Political pundit Charles Krauthammer, a Pulitzer Prize-winning syndicated columnist, political commentator and physician says that Obama is a skilled politician and that his policy announcement is “audacious,” making “chumps” out of anyone who has or is attempting to enter the U.S. legally. Krauthammer warns that Obama’s actions will open the borders, letting dangerous people enter almost unchecked. He also calls out the President for citing scripture to justify acting without Congress.
If he felt so strongly about the issue why did he delay announcing this until after he got past the (2014) election, because he knew if he announced it earlier, and after all it is supposed to be so urgent, it would have damaged the Democrats’ chances in the election. Why did he not do this before the 2012 election? Because he did not want to jeopardize his own chance for reelection. But more importantly, if he feels so strongly about this, and scripture dictates this ought to be done, why did he do nothing in 2009, 2010 when he had control of the White House, the House and the Senate and he could have done this legally.
The Republican response to Obama’s immigration plan by fiat — Latin for “let it be done” — has been similar. Obama could have waited for the new Congress that will be sworn in on January 6. He might have found an invigorated group willing to work with him, new faces and new ideas.
America should recognize that Obama is disingenuous in pushing this agenda forward now, after six years of inaction, including years when his party could have done it alone, if only he had asked.
Many of the complaints about Obama’s plans are not about their substance, or that immigration reform is unnecessary, but that Obama has chosen to evade our laws to take the easy route to getting what he wants, when he wants it.
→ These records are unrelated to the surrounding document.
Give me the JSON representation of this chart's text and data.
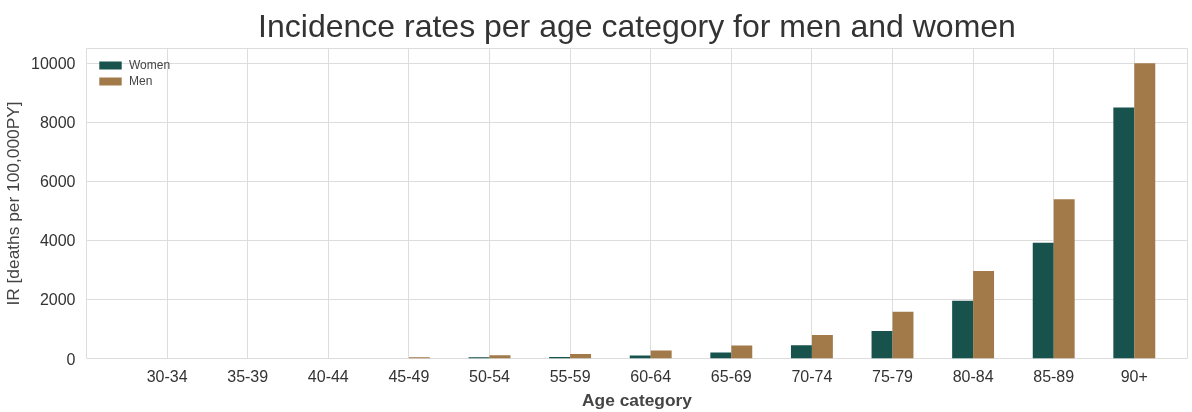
{
  "chart_data": {
    "type": "bar",
    "title": "Incidence rates per age category for men and women",
    "xlabel": "Age category",
    "ylabel": "IR [deaths per 100,000PY]",
    "categories": [
      "30-34",
      "35-39",
      "40-44",
      "45-49",
      "50-54",
      "55-59",
      "60-64",
      "65-69",
      "70-74",
      "75-79",
      "80-84",
      "85-89",
      "90+"
    ],
    "series": [
      {
        "name": "Women",
        "color": "#17524c",
        "values": [
          0,
          0,
          0,
          0,
          40,
          50,
          100,
          200,
          450,
          930,
          1960,
          3920,
          8500
        ]
      },
      {
        "name": "Men",
        "color": "#a27a4a",
        "values": [
          0,
          0,
          0,
          40,
          110,
          150,
          270,
          440,
          800,
          1580,
          2960,
          5390,
          10000
        ]
      }
    ],
    "ylim": [
      0,
      10500
    ],
    "yticks": [
      0,
      2000,
      4000,
      6000,
      8000,
      10000
    ],
    "grid": true,
    "legend": "top left"
  }
}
The timing, as Krauthammer points out, is not so much for the benefit of Hispanics already in the U.S., but to goad a response from Republicans that he feels will upset America more than his faux amnesty.
Former Florida Gov. Jeb Bush, currently one of the lead Republican candidates for president in 2016 says Obama’s actions are ill-advised and will not lead to a permanent solution to the immigration crisis.
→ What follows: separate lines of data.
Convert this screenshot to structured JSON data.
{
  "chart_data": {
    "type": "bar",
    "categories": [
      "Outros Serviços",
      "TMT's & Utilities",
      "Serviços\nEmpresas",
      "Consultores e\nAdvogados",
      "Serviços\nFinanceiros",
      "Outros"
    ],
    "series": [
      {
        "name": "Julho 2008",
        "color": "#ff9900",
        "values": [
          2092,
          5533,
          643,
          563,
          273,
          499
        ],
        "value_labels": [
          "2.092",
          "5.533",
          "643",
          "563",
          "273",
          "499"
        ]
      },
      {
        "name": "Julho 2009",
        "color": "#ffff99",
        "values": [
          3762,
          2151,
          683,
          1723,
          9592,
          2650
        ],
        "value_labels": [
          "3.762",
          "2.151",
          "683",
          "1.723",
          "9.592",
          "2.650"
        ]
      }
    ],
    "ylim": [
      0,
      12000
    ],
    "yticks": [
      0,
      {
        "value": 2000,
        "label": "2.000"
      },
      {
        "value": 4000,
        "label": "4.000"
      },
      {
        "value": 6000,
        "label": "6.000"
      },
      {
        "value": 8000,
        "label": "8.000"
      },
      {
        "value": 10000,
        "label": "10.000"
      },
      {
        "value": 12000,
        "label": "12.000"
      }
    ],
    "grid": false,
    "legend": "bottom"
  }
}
That solution should come from Congress.
“President Obama has once again put divisive and manipulative politics before the sober leadership and sound laws required of an exceptional nation,” Bush said in a statement. “It is time for Republican leaders in Congress to act. We must demonstrate to Americans we are the party that will tackle serious challenges and build broad-based consensus to achieve meaningful reforms for our citizens and our future.”
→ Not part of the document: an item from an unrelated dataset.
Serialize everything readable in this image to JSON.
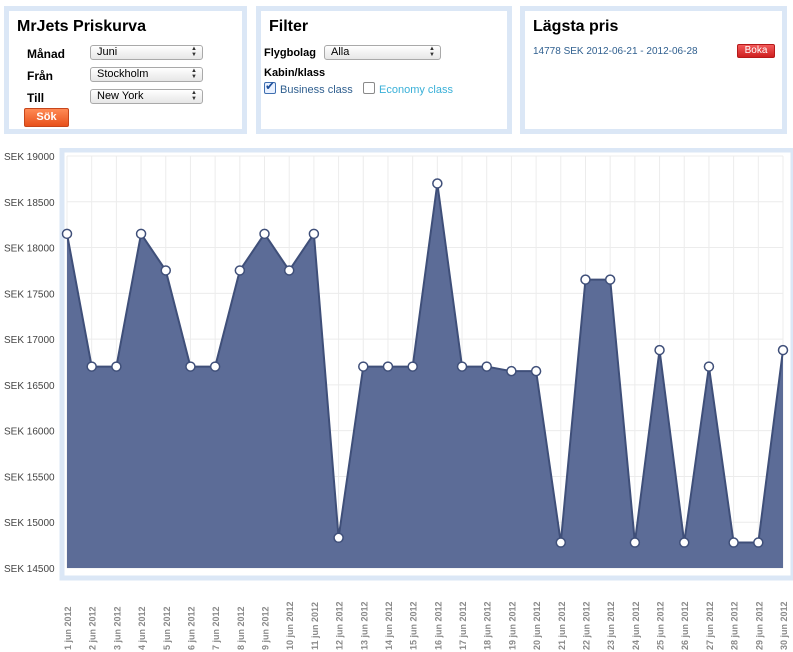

Florida Senator Marco Rubio, a strong proponent of immigration reform, also criticizes what many see as an unlawful action. He says Obama’s actions will work against a strong and permanent immigration policy that will benefit the nation.
“We need immigration reform. But the right way to do it is to first bring illegal immigration under control by securing the borders and enforcing the laws, then modernizing our legal immigration system,” Rubio said in a statement. “After we do these things, we will eventually have to deal with those here illegally in a reasonable but responsible way. The President’s actions now make all of this harder and are unfair to people in our immigration system who are doing things the right way.”
Attorneys general in the states of Texas and Oklahoma have announce they will be preparing lawsuits to challenge Obama’s attempt to bypass Congress by creating new immigration policy laws.
Boehner has previously said of the suits, “It’s not about Republicans versus Democrats. This is about the legislative branch that’s being disadvantaged by the executive branch. And it’s not about executive actions. Every president does executive orders,”
Boehner says Obama “is basically rewriting law to make it fit his own needs.”
If Boehner and Senate Majority Leader-elect Mitch McConnell can keep Republicans’ response to the legalities of Obama’s actions and move forward on passing immigration reform, working with the President’s plan as outlined last night — that includes the top concerns of Americans, namely securing the border going forward and ensuring that the process is fair to Americans and those already in line for citizenship — they could create a reaction that would put a Republican in the White House in 2016.
Or they can react to the President’s actions with much gnashing of teeth and stomping of feet and do just what the President and Democrats hope they will do.
Hopefully they will get out the GPS and take the highroad.